Cake, Check! -ered

I wanted to make cake. But not just any cake. A fun cake. With a challenge (ish). I’ve wanted to try a checkered cake for years, so I finally did! And it turned out well!! A checkered cake lives up to it’s name, when cut it has a distinctive pattern, often in brown and white but can be in other colours too (even 3 colours or rainbows!).

As there are only 2 people in my house, I didn’t want to make a huge cake. But this cake requires at lease 2 layers. Instead of making 2 batches, I divided 1 batch in half. It resulted in quite thin cakes, but this just meant a better buttercream to cake ratio!

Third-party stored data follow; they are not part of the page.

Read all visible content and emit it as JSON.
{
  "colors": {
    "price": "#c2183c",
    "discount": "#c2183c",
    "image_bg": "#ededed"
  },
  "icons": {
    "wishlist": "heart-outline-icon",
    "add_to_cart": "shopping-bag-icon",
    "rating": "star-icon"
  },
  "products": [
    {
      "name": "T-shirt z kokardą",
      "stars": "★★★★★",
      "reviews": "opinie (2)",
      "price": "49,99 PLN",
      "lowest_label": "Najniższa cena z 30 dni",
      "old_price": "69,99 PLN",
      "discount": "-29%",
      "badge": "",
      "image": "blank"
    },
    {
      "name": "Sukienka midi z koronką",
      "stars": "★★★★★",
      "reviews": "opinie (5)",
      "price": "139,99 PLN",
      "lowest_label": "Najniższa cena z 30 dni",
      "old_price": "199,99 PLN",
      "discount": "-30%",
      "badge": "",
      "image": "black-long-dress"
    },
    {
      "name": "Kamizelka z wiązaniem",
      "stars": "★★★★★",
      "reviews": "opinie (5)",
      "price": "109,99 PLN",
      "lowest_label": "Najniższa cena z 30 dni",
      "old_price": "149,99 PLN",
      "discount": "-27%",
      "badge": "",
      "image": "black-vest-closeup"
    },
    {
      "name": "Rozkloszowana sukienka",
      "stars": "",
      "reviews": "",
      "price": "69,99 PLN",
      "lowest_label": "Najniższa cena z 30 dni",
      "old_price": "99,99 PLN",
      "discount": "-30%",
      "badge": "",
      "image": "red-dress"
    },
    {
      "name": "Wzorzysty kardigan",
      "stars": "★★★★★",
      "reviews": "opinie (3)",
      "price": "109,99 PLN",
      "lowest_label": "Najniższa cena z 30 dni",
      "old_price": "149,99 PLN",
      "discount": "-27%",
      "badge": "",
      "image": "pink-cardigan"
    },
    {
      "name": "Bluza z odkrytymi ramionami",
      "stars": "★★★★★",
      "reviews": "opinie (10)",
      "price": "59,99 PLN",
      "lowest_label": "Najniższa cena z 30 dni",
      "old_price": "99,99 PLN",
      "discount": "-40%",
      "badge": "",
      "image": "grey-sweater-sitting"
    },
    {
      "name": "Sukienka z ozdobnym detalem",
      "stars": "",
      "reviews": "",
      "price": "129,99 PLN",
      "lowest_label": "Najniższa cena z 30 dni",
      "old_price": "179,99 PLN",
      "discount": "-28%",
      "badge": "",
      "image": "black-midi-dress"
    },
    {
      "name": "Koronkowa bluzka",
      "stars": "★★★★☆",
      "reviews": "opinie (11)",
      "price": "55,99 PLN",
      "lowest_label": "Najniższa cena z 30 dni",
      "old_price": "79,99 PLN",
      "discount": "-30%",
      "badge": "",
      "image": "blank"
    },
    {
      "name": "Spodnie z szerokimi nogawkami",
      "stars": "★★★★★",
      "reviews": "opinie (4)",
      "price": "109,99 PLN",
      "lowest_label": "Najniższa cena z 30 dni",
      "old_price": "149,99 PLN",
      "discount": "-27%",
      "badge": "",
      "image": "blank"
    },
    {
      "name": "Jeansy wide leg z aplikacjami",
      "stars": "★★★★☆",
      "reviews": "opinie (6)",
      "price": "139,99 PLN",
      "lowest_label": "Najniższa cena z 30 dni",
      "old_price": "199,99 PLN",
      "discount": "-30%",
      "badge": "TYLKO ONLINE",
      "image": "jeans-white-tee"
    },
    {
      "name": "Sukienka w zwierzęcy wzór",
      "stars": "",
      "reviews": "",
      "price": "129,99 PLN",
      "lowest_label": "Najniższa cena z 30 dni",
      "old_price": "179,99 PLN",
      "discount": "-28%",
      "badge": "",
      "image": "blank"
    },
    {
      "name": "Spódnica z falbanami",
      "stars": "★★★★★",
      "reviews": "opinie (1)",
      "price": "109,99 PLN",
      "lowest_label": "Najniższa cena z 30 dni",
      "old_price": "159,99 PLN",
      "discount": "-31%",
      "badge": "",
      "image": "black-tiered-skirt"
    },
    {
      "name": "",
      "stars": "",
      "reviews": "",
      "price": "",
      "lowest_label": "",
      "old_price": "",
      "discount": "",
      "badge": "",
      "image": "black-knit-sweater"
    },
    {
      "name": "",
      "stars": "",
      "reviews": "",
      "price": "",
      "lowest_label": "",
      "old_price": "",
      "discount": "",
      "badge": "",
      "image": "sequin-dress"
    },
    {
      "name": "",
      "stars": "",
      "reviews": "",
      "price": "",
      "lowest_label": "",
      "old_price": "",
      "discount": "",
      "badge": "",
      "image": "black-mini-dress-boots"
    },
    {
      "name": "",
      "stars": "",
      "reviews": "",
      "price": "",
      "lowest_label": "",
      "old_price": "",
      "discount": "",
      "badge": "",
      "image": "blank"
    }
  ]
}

Two kinda thin cakes, made from a single batch of batter

I used a simple butter cake recipe from Women’s Weekly Quick Mix Cakes (actually it’s a cupcake recipe but we’ve always used it for cakes too). I added cocoa to the second batch for colour and flavour, which didn’t change the texture too much.

I baked in similar sized pans (I don’t have the same sized round pans), so after they cooked for 15 to 20 mins and were cool, I had to trim them to size. I also didn’t measure half the batter, so the vanilla cake was slightly lower than the chocolate. This was easily disguised by buttercream 😉 (if it were the reverse, I could have used chocolate buttercream to disguise it).

Note the different levels of the cakes

To assemble the checkered pattern, I had to cut concentric circles from the cakes of the same size, then swap the rings around so it alternated like in the picture above. I used various crockery as guides to cut my 2 stacked cakes. Then, very carefully, I separated the rings and restacked them as shown. A layer of buttercream and then the next layer of cake. My chocolate rings kept breaking in half, but it didn’t matter too much as they fit snugly together.

Finally, I iced it and used chocolate buttercream to decorate (and hide the lack of white buttercream around the edges). I wanted to have the edges covered so that cutting into it would reveal a surprise! I am impressed how well it stays together, considering there is nothing binding the rings together. I guess the layers of buttercream are strong in this one.